L'ordinaire scolaire n'étant fait que d'ennui et de répétition, on avait vite pris le pli : à chaque rentrée, à chaque automne, venait la rédaction rituelle où l'on était prié de s'extasier, lisiblement et sans fautes d'orthographe, sur le magnifique spectacle, avec ces feuilles entre rouge et brun, que la nature généreuse dispensait dans un dernier flamboiement, avant de revêtir sa triste parure hivernale d'arbres dénudés. Inévitablement, on abordait en même temps le volet travaux pratiques, section sciences naturelles, en ramassant les feuilles en question pour fabriquer un herbier. Et tous les ans, c'était la même chose : on enviait celui qui, grâce à une petite incursion dans l'arrière-pays, avait mis la main sur un marronnier ; tous les autres, en fait d'herbier, se contentaient de leur unique feuille de platane.

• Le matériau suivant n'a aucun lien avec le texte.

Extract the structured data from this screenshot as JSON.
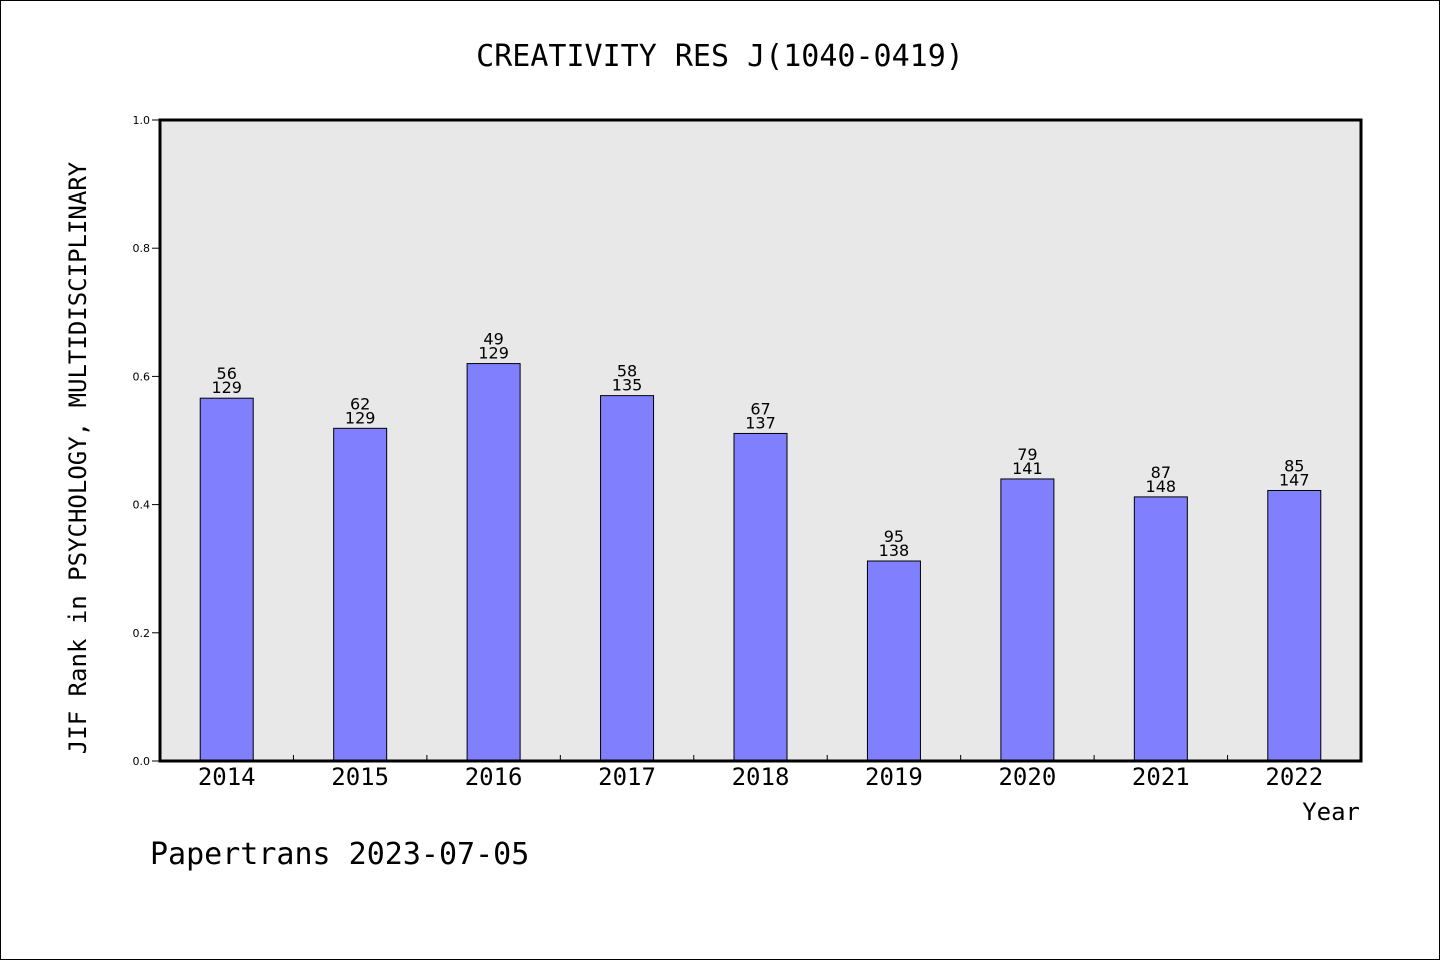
{
  "chart_data": {
    "type": "bar",
    "title": "CREATIVITY RES J(1040-0419)",
    "xlabel": "Year",
    "ylabel": "JIF Rank in PSYCHOLOGY, MULTIDISCIPLINARY",
    "ylim": [
      0,
      1.0
    ],
    "yticks": [
      "0.0",
      "0.2",
      "0.4",
      "0.6",
      "0.8",
      "1.0"
    ],
    "categories": [
      "2014",
      "2015",
      "2016",
      "2017",
      "2018",
      "2019",
      "2020",
      "2021",
      "2022"
    ],
    "values": [
      0.566,
      0.519,
      0.62,
      0.57,
      0.511,
      0.312,
      0.44,
      0.412,
      0.422
    ],
    "rank_labels": [
      "56",
      "62",
      "49",
      "58",
      "67",
      "95",
      "79",
      "87",
      "85"
    ],
    "total_labels": [
      "129",
      "129",
      "129",
      "135",
      "137",
      "138",
      "141",
      "148",
      "147"
    ],
    "bar_color": "#8080ff",
    "plot_background": "#e8e8e8",
    "grid": false
  },
  "footer": {
    "text": "Papertrans 2023-07-05"
  }
}
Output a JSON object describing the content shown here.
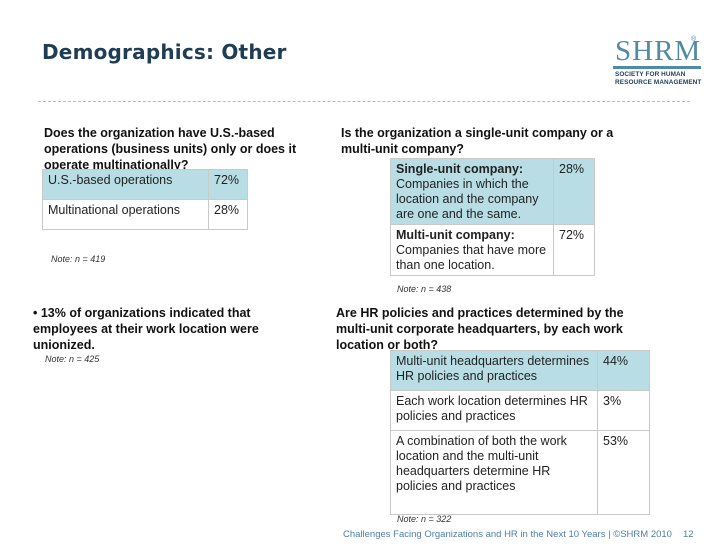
{
  "title": "Demographics: Other",
  "logo": {
    "mark": "SHRM",
    "reg": "®",
    "line1": "SOCIETY FOR HUMAN",
    "line2": "RESOURCE MANAGEMENT"
  },
  "q1": {
    "question": "Does the organization have U.S.-based operations (business units) only or does it operate multinationally?",
    "rows": [
      {
        "label": "U.S.-based operations",
        "pct": "72%"
      },
      {
        "label": "Multinational operations",
        "pct": "28%"
      }
    ],
    "note": "Note: n = 419"
  },
  "q2": {
    "question": "Is the organization a single-unit company or a multi-unit company?",
    "rows": [
      {
        "title": "Single-unit company:",
        "desc": "Companies in which the location and the company are one and the same.",
        "pct": "28%"
      },
      {
        "title": "Multi-unit company:",
        "desc": "Companies that have more than one location.",
        "pct": "72%"
      }
    ],
    "note": "Note: n = 438"
  },
  "q3": {
    "statement": "• 13% of organizations indicated that employees at their work location were unionized.",
    "note": "Note: n = 425"
  },
  "q4": {
    "question": "Are HR policies and practices determined by the multi-unit corporate headquarters, by each work location or both?",
    "rows": [
      {
        "label": "Multi-unit headquarters determines HR policies and practices",
        "pct": "44%"
      },
      {
        "label": "Each work location determines HR policies and practices",
        "pct": "3%"
      },
      {
        "label": "A combination of both the work location and the multi-unit headquarters determine HR policies and practices",
        "pct": "53%"
      }
    ],
    "note": "Note: n = 322"
  },
  "footer": {
    "text": "Challenges Facing Organizations and HR in the Next 10 Years | ©SHRM 2010",
    "page": "12"
  },
  "colors": {
    "title": "#1f3d55",
    "teal": "#b8dde5",
    "footer": "#4f7fa4",
    "logo": "#4f8aa6"
  }
}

Car chez moi, à Antibes, dans les Alpes-Maritimes, les arbres ne perdent par leurs feuilles en hiver. Chez moi, on trouve profusion de conifères, du cyprès si symbolique aux diverses espèces de pins, mais aussi des chênes, des arbousiers, des eucalyptus, et l'olivier éternel, mais, en fait de feuilles caduques, ce platane laid, banal, urbain, juste bon à faire de l'ombre en été, et lui seul. Naturellement, cela ne troublait pas l'institutrice imbécile, qui avait un programme à respecter, elle. Et tous les ans, on recommençait. Alors, le doute s'installe : qui a raison, la nature que j'ai sous les yeux, ou l'Éducation Nationale ? Et quel est donc ce pays dont on me parle à l'école mais qui n'est pas le mien, puisqu'il semble que les arbres de ce pays-là, que je ne connais pas, perdent leurs feuilles en hiver ?

On sait comment le doute se soigne : par la contrainte. Puisque la nation qu'on vous impose ne se conçoit qu'une, indivisible, et uniforme, il faut, dans ces endroits où les arbres sont contre, choisir son camp : la discipline et le compromis, ou bien cette remise en cause permanente de ce qui va de soi, qui définit l'attitude du scientifique, l'ennemi juré du politique.

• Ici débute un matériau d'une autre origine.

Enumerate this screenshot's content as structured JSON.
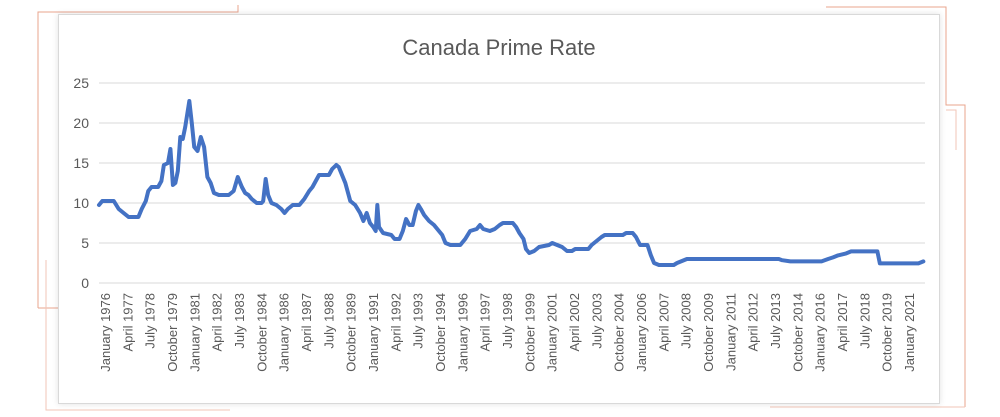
{
  "chart_data": {
    "type": "line",
    "title": "Canada Prime Rate",
    "xlabel": "",
    "ylabel": "",
    "ylim": [
      0,
      25
    ],
    "yticks": [
      0,
      5,
      10,
      15,
      20,
      25
    ],
    "grid": "horizontal",
    "legend": "none",
    "line_color": "#4472C4",
    "x_tick_labels": [
      "January 1976",
      "April 1977",
      "July 1978",
      "October 1979",
      "January 1981",
      "April 1982",
      "July 1983",
      "October 1984",
      "January 1986",
      "April 1987",
      "July 1988",
      "October 1989",
      "January 1991",
      "April 1992",
      "July 1993",
      "October 1994",
      "January 1996",
      "April 1997",
      "July 1998",
      "October 1999",
      "January 2001",
      "April 2002",
      "July 2003",
      "October 2004",
      "January 2006",
      "April 2007",
      "July 2008",
      "October 2009",
      "January 2011",
      "April 2012",
      "July 2013",
      "October 2014",
      "January 2016",
      "April 2017",
      "July 2018",
      "October 2019",
      "January 2021"
    ],
    "series": [
      {
        "values": [
          [
            1976.0,
            9.75
          ],
          [
            1976.2,
            10.25
          ],
          [
            1976.9,
            10.25
          ],
          [
            1977.2,
            9.25
          ],
          [
            1977.5,
            8.75
          ],
          [
            1977.8,
            8.25
          ],
          [
            1978.4,
            8.25
          ],
          [
            1978.6,
            9.25
          ],
          [
            1978.85,
            10.25
          ],
          [
            1979.0,
            11.5
          ],
          [
            1979.2,
            12.0
          ],
          [
            1979.6,
            12.0
          ],
          [
            1979.8,
            12.75
          ],
          [
            1979.95,
            14.75
          ],
          [
            1980.2,
            15.0
          ],
          [
            1980.35,
            16.75
          ],
          [
            1980.5,
            12.25
          ],
          [
            1980.65,
            12.5
          ],
          [
            1980.8,
            14.0
          ],
          [
            1980.95,
            18.25
          ],
          [
            1981.1,
            18.0
          ],
          [
            1981.25,
            19.5
          ],
          [
            1981.5,
            22.75
          ],
          [
            1981.65,
            20.0
          ],
          [
            1981.8,
            17.0
          ],
          [
            1982.0,
            16.5
          ],
          [
            1982.2,
            18.25
          ],
          [
            1982.4,
            17.0
          ],
          [
            1982.6,
            13.25
          ],
          [
            1982.8,
            12.5
          ],
          [
            1983.0,
            11.25
          ],
          [
            1983.3,
            11.0
          ],
          [
            1983.9,
            11.0
          ],
          [
            1984.2,
            11.5
          ],
          [
            1984.45,
            13.25
          ],
          [
            1984.7,
            12.0
          ],
          [
            1984.9,
            11.25
          ],
          [
            1985.1,
            11.0
          ],
          [
            1985.3,
            10.5
          ],
          [
            1985.6,
            10.0
          ],
          [
            1985.9,
            10.0
          ],
          [
            1986.0,
            10.25
          ],
          [
            1986.15,
            13.0
          ],
          [
            1986.3,
            11.0
          ],
          [
            1986.5,
            10.0
          ],
          [
            1986.8,
            9.75
          ],
          [
            1987.1,
            9.25
          ],
          [
            1987.3,
            8.75
          ],
          [
            1987.5,
            9.25
          ],
          [
            1987.8,
            9.75
          ],
          [
            1988.2,
            9.75
          ],
          [
            1988.5,
            10.5
          ],
          [
            1988.8,
            11.5
          ],
          [
            1989.0,
            12.0
          ],
          [
            1989.2,
            12.75
          ],
          [
            1989.4,
            13.5
          ],
          [
            1990.0,
            13.5
          ],
          [
            1990.2,
            14.25
          ],
          [
            1990.45,
            14.75
          ],
          [
            1990.6,
            14.5
          ],
          [
            1990.8,
            13.5
          ],
          [
            1991.0,
            12.5
          ],
          [
            1991.3,
            10.25
          ],
          [
            1991.6,
            9.75
          ],
          [
            1991.9,
            8.75
          ],
          [
            1992.1,
            7.75
          ],
          [
            1992.3,
            8.75
          ],
          [
            1992.5,
            7.5
          ],
          [
            1992.7,
            7.0
          ],
          [
            1992.85,
            6.5
          ],
          [
            1992.95,
            9.75
          ],
          [
            1993.05,
            7.0
          ],
          [
            1993.3,
            6.25
          ],
          [
            1993.8,
            6.0
          ],
          [
            1994.0,
            5.5
          ],
          [
            1994.3,
            5.5
          ],
          [
            1994.5,
            6.5
          ],
          [
            1994.7,
            8.0
          ],
          [
            1994.9,
            7.25
          ],
          [
            1995.1,
            7.25
          ],
          [
            1995.3,
            9.0
          ],
          [
            1995.45,
            9.75
          ],
          [
            1995.6,
            9.25
          ],
          [
            1995.8,
            8.5
          ],
          [
            1996.1,
            7.75
          ],
          [
            1996.4,
            7.25
          ],
          [
            1996.7,
            6.5
          ],
          [
            1996.9,
            6.0
          ],
          [
            1997.1,
            5.0
          ],
          [
            1997.4,
            4.75
          ],
          [
            1998.0,
            4.75
          ],
          [
            1998.3,
            5.5
          ],
          [
            1998.6,
            6.5
          ],
          [
            1999.0,
            6.75
          ],
          [
            1999.2,
            7.25
          ],
          [
            1999.4,
            6.75
          ],
          [
            1999.8,
            6.5
          ],
          [
            2000.1,
            6.75
          ],
          [
            2000.4,
            7.25
          ],
          [
            2000.6,
            7.5
          ],
          [
            2001.2,
            7.5
          ],
          [
            2001.4,
            7.0
          ],
          [
            2001.6,
            6.25
          ],
          [
            2001.85,
            5.5
          ],
          [
            2002.0,
            4.25
          ],
          [
            2002.2,
            3.75
          ],
          [
            2002.5,
            4.0
          ],
          [
            2002.8,
            4.5
          ],
          [
            2003.4,
            4.75
          ],
          [
            2003.6,
            5.0
          ],
          [
            2003.9,
            4.75
          ],
          [
            2004.2,
            4.5
          ],
          [
            2004.5,
            4.0
          ],
          [
            2004.8,
            4.0
          ],
          [
            2005.0,
            4.25
          ],
          [
            2005.8,
            4.25
          ],
          [
            2006.0,
            4.75
          ],
          [
            2006.3,
            5.25
          ],
          [
            2006.6,
            5.75
          ],
          [
            2006.8,
            6.0
          ],
          [
            2007.9,
            6.0
          ],
          [
            2008.1,
            6.25
          ],
          [
            2008.5,
            6.25
          ],
          [
            2008.7,
            5.75
          ],
          [
            2008.95,
            4.75
          ],
          [
            2009.4,
            4.75
          ],
          [
            2009.6,
            3.5
          ],
          [
            2009.8,
            2.5
          ],
          [
            2010.1,
            2.25
          ],
          [
            2011.0,
            2.25
          ],
          [
            2011.2,
            2.5
          ],
          [
            2011.5,
            2.75
          ],
          [
            2011.8,
            3.0
          ],
          [
            2017.4,
            3.0
          ],
          [
            2017.6,
            2.85
          ],
          [
            2018.1,
            2.7
          ],
          [
            2020.0,
            2.7
          ],
          [
            2020.4,
            3.0
          ],
          [
            2020.7,
            3.2
          ],
          [
            2021.0,
            3.45
          ],
          [
            2021.5,
            3.7
          ],
          [
            2021.8,
            3.95
          ],
          [
            2023.4,
            3.95
          ],
          [
            2023.55,
            2.45
          ],
          [
            2025.9,
            2.45
          ],
          [
            2026.2,
            2.7
          ]
        ]
      }
    ]
  }
}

La candidate du parti de la gauche internationaliste et réformatrice vient, elle, de choisir l'autre bord, celui qui n'est jamais très loin du "love it or leave it" que recommandent sans nuances les adorateurs d'une bannière qu'ils ont l'habitude, pour nous totalement exotique, de laisser exposée en façade. Difficile, pour cette gauche, de trouver sujet plus inhabituel que l'hommage dû au drapeau. Impossible, par conséquent, de dévoiler de manière plus transparente le cheminement d'une idée qui doit tout à Nicolas Sarkozy, et qui ne procède que de la volonté de trouver, dans l'urgence, une manière, n'importe laquelle, de ne pas lui abandonner ce terrain-là. Cette candidate qui s'essaye, une fois de plus, aux inflexions surannées de la rhétorique gaullienne va, isolée, de sa propre inititiative, combattre son adversaire sur son terrain et, donc, y connaître inévitablement une double défaite, à la fois parce qu'elle lui reconnaît ainsi une légitimité qu'elle n'a aucun moyen de contester, et parce qu'elle l'on n'ose même plus, à la mesquinerie cocardière, opposer cet idéal pacifiste et internationaliste pourtant inscrit dans l'histoire du parti.

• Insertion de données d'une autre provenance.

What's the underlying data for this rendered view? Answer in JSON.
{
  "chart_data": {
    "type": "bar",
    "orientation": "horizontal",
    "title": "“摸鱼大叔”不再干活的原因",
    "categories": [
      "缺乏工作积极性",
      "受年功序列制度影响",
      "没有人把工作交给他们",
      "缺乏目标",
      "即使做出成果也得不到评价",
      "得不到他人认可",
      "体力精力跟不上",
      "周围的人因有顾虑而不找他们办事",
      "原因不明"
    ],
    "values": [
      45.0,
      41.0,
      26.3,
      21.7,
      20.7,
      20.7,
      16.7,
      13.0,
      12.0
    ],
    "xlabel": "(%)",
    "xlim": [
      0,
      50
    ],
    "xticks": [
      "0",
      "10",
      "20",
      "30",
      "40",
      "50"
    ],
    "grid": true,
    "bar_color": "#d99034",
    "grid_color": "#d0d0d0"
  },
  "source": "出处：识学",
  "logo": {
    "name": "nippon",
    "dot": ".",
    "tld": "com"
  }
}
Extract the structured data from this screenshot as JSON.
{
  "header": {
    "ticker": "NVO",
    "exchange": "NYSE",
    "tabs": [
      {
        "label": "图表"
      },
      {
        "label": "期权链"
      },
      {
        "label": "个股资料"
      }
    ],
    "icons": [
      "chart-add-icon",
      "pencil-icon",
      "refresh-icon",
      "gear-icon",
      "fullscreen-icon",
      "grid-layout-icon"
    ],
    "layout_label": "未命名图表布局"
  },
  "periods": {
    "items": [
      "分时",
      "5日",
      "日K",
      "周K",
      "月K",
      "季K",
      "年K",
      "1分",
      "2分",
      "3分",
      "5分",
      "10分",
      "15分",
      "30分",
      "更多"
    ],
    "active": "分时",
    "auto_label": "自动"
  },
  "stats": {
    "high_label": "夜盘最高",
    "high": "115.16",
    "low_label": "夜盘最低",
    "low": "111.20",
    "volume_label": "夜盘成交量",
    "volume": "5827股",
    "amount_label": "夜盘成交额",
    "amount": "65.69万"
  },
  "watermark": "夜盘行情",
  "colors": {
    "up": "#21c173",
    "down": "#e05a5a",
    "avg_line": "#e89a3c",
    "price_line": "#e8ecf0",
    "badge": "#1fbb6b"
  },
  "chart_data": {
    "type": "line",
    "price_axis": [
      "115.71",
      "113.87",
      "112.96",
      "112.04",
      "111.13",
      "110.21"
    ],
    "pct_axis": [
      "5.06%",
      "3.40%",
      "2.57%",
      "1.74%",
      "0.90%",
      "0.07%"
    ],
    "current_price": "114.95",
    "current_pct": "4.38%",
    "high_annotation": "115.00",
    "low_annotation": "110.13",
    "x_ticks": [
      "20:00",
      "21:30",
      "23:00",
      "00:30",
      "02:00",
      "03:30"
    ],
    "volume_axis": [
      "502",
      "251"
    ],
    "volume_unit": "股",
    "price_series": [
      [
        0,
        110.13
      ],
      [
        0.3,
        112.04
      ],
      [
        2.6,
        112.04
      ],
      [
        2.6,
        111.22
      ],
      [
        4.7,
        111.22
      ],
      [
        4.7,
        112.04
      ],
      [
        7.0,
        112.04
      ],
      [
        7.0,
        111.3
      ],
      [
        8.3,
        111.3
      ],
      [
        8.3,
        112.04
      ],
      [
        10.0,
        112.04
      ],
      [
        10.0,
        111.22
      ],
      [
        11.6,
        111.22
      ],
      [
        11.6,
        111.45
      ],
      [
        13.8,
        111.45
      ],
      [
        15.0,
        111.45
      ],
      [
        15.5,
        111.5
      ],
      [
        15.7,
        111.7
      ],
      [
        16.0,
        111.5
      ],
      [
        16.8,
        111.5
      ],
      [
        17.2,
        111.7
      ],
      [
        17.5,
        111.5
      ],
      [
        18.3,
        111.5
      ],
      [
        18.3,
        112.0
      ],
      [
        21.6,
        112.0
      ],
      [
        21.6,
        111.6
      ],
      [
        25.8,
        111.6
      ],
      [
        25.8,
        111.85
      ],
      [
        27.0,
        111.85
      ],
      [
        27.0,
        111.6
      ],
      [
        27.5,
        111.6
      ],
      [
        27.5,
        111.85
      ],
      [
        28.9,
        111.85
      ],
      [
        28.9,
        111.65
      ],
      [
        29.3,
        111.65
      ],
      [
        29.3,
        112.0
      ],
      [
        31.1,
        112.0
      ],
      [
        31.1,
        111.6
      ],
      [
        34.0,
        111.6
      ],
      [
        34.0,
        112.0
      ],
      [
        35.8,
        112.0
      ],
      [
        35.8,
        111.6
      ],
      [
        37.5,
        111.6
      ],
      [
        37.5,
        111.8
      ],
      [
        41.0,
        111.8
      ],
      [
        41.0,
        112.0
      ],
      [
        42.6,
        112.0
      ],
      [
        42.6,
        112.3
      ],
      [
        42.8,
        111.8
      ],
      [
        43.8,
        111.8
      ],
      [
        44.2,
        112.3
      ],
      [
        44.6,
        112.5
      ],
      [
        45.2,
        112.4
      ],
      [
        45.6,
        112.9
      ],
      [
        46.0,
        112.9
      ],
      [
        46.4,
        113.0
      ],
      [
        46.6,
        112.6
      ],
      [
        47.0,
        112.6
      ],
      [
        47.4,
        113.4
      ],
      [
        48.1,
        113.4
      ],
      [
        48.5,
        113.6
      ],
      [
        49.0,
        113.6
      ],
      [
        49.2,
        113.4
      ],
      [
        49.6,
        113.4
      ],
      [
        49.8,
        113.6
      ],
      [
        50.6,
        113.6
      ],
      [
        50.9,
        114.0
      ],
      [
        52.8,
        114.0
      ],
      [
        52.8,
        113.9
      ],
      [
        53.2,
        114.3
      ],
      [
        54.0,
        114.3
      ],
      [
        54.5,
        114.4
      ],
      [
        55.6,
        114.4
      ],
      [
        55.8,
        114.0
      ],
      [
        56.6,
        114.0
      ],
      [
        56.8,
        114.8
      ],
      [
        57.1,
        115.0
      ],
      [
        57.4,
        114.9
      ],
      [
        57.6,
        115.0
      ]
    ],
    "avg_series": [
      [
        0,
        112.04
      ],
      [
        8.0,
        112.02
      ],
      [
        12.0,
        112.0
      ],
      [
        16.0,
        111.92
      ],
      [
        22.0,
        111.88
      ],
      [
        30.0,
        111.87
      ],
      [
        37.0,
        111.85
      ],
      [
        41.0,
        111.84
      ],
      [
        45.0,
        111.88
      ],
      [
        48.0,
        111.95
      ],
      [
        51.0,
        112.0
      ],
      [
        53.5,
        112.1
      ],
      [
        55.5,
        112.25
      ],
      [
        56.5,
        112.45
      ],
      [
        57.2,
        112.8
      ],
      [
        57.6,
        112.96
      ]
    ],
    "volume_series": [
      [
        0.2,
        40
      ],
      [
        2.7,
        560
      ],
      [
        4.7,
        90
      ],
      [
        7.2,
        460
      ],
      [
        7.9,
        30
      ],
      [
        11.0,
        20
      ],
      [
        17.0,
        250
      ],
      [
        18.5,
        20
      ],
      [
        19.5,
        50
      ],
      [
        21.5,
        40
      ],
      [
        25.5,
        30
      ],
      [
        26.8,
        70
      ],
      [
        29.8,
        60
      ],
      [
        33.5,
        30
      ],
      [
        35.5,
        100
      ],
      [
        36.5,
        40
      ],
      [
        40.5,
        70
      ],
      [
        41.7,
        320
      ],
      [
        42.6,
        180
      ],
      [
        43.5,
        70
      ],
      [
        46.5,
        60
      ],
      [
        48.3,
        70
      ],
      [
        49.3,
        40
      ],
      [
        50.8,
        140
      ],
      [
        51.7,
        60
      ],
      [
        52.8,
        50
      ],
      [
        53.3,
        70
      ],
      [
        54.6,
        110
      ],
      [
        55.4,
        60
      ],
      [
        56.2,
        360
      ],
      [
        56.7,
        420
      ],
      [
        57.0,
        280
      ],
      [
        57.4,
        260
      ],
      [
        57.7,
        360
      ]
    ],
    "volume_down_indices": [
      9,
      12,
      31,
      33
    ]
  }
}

En dehors du cercle des militants et des électeurs de sa région, on ne connaissait presque rien de cette candidate dont, à l'origine, la notoriété découlait pour l'essentiel de celle du premier secrétaire ; il lui appartenait donc de remplir, à sa convenance, ce vide. Mais ses propos, ses attitudes, ses improvisations, ses incongruités, et les commentaires assassins des ses adversaires, construisent progressivement un portrait qui, morceau par morceau, s'efface à mesure qu'on s'en rapproche et qu'on tente d'en saisir le sens, exactement comme un mirage. Au parti, dans l'entourage, par résignation, on ne se soucie sans doute même plus de ce que l'on devra encore, pendant quelques semaines, avaler, couleuvres, chapeaux et, maintenant, le drapeau avec sa hampe.